Y para esto los cristianos tenemos el poder necesario, aunque no tengamos poder humano. Nuestra fuerza es la oración y las obras convertidas en oración. La oración es el arma más poderosa del cristiano. La oración nos hace eficaces. La oración nos hace felices. La oración nos da toda la fuerza necesaria, para cumplir los mandatos de Dios[7]. Concretamente, el arma específica que poseen la mayoría de cristianos para transformar la sociedad es el trabajo convertido en oración. No simplemente el trabajo, sino el trabajo santificado.
Dios se lo hizo comprender a San Josemaría en un momento preciso, el 7 de agosto de 1931, durante la Santa Misa. Al llegar la elevación, trajo a su alma con fuerza extraordinaria las palabras de Jesús: cuando seré levantado en alto sobre la tierra, todo lo atraeré hacia mí[8]Lo entendí perfectamente. El Señor nos decía: ¡si vosotros me ponéis en la entraña de todas las actividades de la tierra, cumpliendo el deber de cada momento, siendo mi testimonio en lo que parece grande y en lo que parece pequeño..., entonces omnia traham ad meipsum! ¡Mi reino entre vosotros será una realidad![9].

Cristianizar la sociedad

Dios ha confiado al hombre la tarea de edificar la sociedad al servicio de su bien temporal y eterno, de modo acorde con su dignidad[10]: una sociedad en la que las leyes, las costumbres y las instituciones que la conforman y estructuran, favorezcan el bien integral de las personas con todas sus exigencias; una sociedad en la que cada uno se perfeccione buscando el bien de los demás, ya que el hombre «no puede encontrar su propia plenitud si no es en la entrega sincera de sí mismo a os demás»[11]. Sin embargo, todo se ha trastocado a causa del pecado del primer hombre y de la sucesiva proliferación de los pecados que −como enseña el Catecismo de la Iglesia− hacen «reinar entre los hombres la concupiscencia, la violencia y la injusticia. Los pecados provocan situaciones sociales e instituciones contrarias a la bondad divina. Las "estructuras de pecado" son expresión y efecto de los pecados personales»[12].

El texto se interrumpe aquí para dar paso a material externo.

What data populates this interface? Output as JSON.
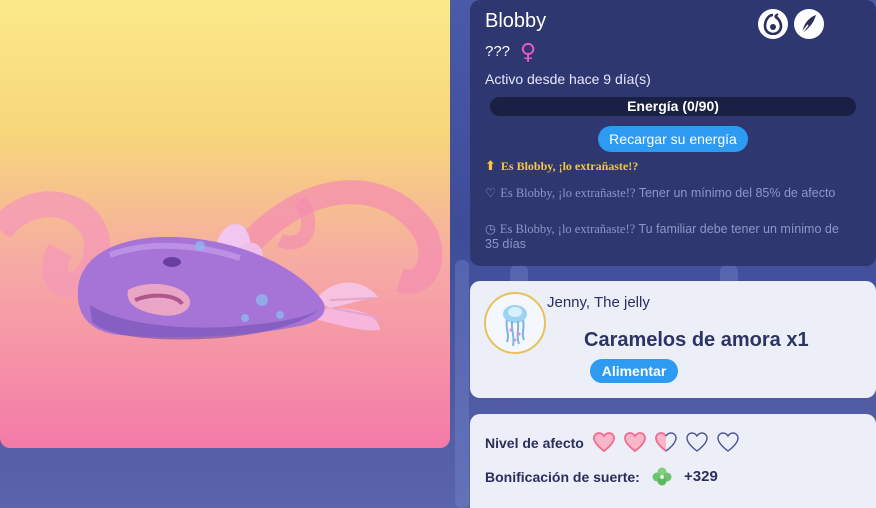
{
  "pet": {
    "name": "Blobby",
    "species": "???",
    "gender_symbol": "♀",
    "active_since": "Activo desde hace 9 día(s)",
    "energy": {
      "label": "Energía (0/90)",
      "current": 0,
      "max": 90
    },
    "recharge_label": "Recargar su energía"
  },
  "evolution": {
    "title": "Es Blobby, ¡lo extrañaste!?",
    "requirements": [
      {
        "icon": "heart-outline-icon",
        "lead": "Es Blobby, ¡lo extrañaste!?",
        "text": "Tener un mínimo del 85% de afecto"
      },
      {
        "icon": "clock-icon",
        "lead": "Es Blobby, ¡lo extrañaste!?",
        "text": "Tu familiar debe tener un mínimo de 35 días"
      }
    ]
  },
  "food": {
    "pet_name": "Jenny, The jelly",
    "item": "Caramelos de amora x1",
    "feed_label": "Alimentar"
  },
  "stats": {
    "affection_label": "Nivel de afecto",
    "affection_hearts": {
      "full": 2,
      "half": 1,
      "empty": 2
    },
    "luck_label": "Bonificación de suerte:",
    "luck_value": "+329"
  },
  "colors": {
    "accent_blue": "#2e9bf2",
    "gold": "#f3c93a",
    "heart_pink": "#f06b8f",
    "gender_pink": "#e85ac8"
  },
  "icons": {
    "top": [
      "egg-swirl-icon",
      "feather-quill-icon"
    ]
  }
}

El Hijo de Dios hecho hombre, Jesucristo nuestro Señor, ha venido al mundo para redimirnos del pecado y de sus consecuencias. Cristianizar la sociedad no es otra cosa que liberarla de esas consecuencias que el Catecismo resume con las palabras que acabamos de leer. Es, por una parte, liberarla de las estructuras de pecado −por ejemplo, de las leyes civiles y de las costumbres contrarias a la ley moral−, y por otra, más a fondo, procurar que las relaciones humanas estén presididas por el amor de Cristo, y no viciadas por el egoísmo de la concupiscencia, la violencia y la injusticiaEsta es tu tarea de ciudadano cristiano: contribuir a que el amor y la libertad de Cristo presidan todas las manifestaciones de la vida moderna: la cultura y la economía, el trabajo y el descanso, la vida de familia y la convivencia social[13].

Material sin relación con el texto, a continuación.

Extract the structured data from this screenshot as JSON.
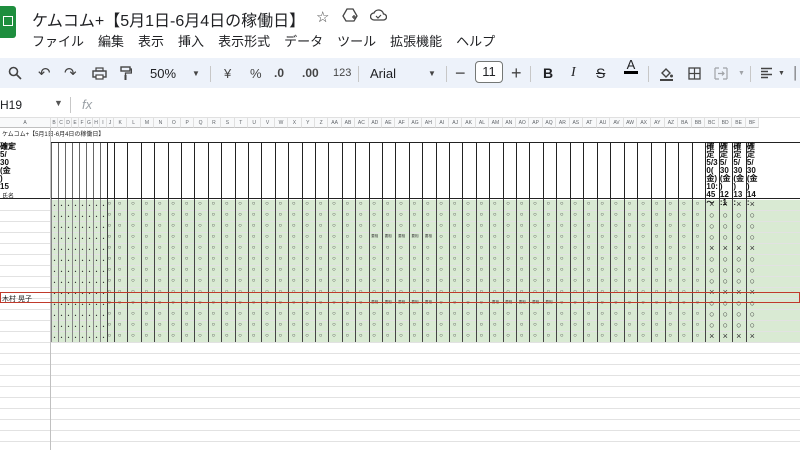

Cristianizar la sociedad no es imponer a nadie la fe verdadera. Precisamente el espíritu cristiano reclama el respeto del derecho a la libertad social y civil en materia religiosa, de modo que no se debe impedir a nadie que practique su religión, según su conciencia, aun cuando estuviera en el error, siempre que respete las exigencias del orden público, de la paz y la moralidad pública, que el Estado tiene obligación de tutelar[14]. A quienes están en el error hay que procurar que conozcan la verdad, que sólo se encuentra plenamente en la fe católica, enseñándoles y convenciéndoles con el ejemplo y con la palabra, pero nunca con la coacción. El acto de fe sólo puede ser auténtico si es libre.

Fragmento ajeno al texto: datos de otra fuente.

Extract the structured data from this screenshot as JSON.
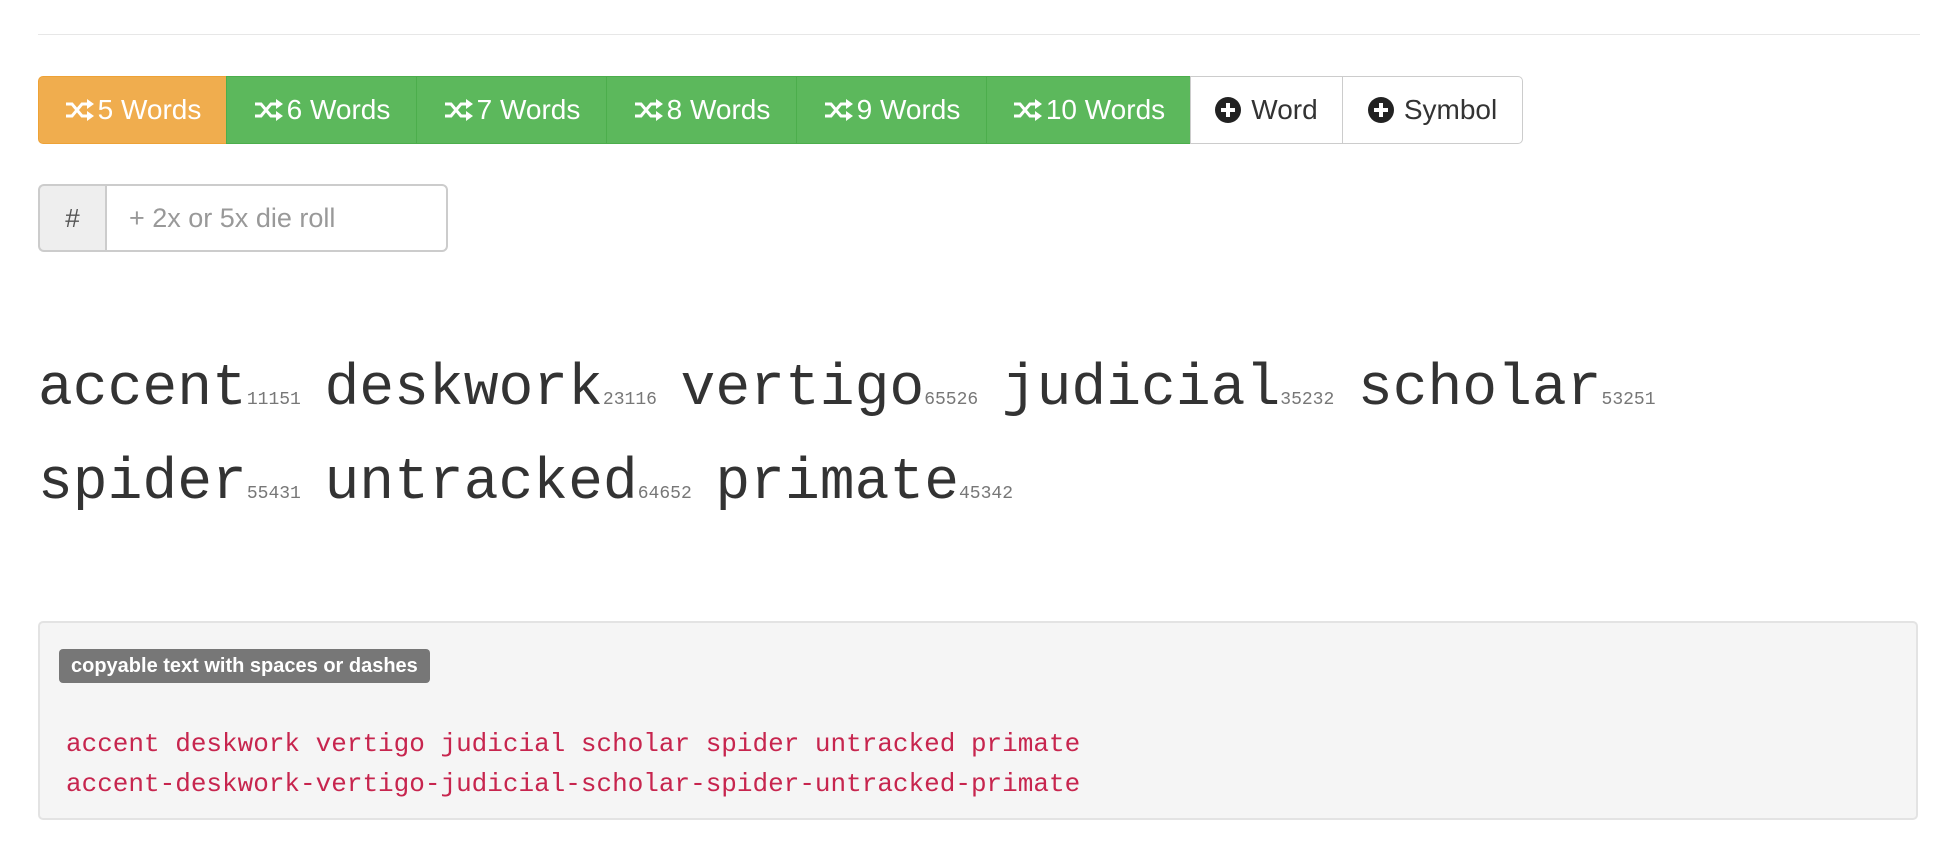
{
  "toolbar": {
    "generate_buttons": [
      {
        "label": "5 Words",
        "icon": "shuffle-icon",
        "active": true,
        "color": "#f0ad4e"
      },
      {
        "label": "6 Words",
        "icon": "shuffle-icon",
        "active": false,
        "color": "#5cb85c"
      },
      {
        "label": "7 Words",
        "icon": "shuffle-icon",
        "active": false,
        "color": "#5cb85c"
      },
      {
        "label": "8 Words",
        "icon": "shuffle-icon",
        "active": false,
        "color": "#5cb85c"
      },
      {
        "label": "9 Words",
        "icon": "shuffle-icon",
        "active": false,
        "color": "#5cb85c"
      },
      {
        "label": "10 Words",
        "icon": "shuffle-icon",
        "active": false,
        "color": "#5cb85c"
      }
    ],
    "add_word_label": "Word",
    "add_symbol_label": "Symbol",
    "add_icon": "plus-circle-icon"
  },
  "dice_input": {
    "addon": "#",
    "value": "",
    "placeholder": "+ 2x or 5x die roll"
  },
  "passphrase_words": [
    {
      "word": "accent",
      "roll": "11151"
    },
    {
      "word": "deskwork",
      "roll": "23116"
    },
    {
      "word": "vertigo",
      "roll": "65526"
    },
    {
      "word": "judicial",
      "roll": "35232"
    },
    {
      "word": "scholar",
      "roll": "53251"
    },
    {
      "word": "spider",
      "roll": "55431"
    },
    {
      "word": "untracked",
      "roll": "64652"
    },
    {
      "word": "primate",
      "roll": "45342"
    }
  ],
  "copyable": {
    "label": "copyable text with spaces or dashes",
    "spaces": "accent deskwork vertigo judicial scholar spider untracked primate",
    "dashes": "accent-deskwork-vertigo-judicial-scholar-spider-untracked-primate"
  }
}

Pero cuando un cristiano intenta que la ley civil promueva el respeto de la vida humana desde el momento de la concepción, la estabilidad de la familia a través del reconocimiento de la indisolubilidad del matrimonio, los derechos de los padres en la educación de los hijos tanto en escuelas públicas como en privadas, la verdad en la información, la moralidad pública, la justicia en las relaciones laborales, etc., no está pretendiendo imponer su fe a los demás, sino cumpliendo con su deber de ciudadano y contribuyendo a edificar, en lo que está de su parte, una sociedad mejor, conforme a la dignidad de la persona humana. Ciertamente, el cristiano, gracias a la Revelación divina, posee una especial certeza sobre la importancia que esos principios y verdades poseen para edificar una sociedad más justa; pero estos están al alcance de la razón humana, y por eso cualquier persona, independientemente de su fe, puede apreciar el valor e importancia que esos principios tienen para la vida social.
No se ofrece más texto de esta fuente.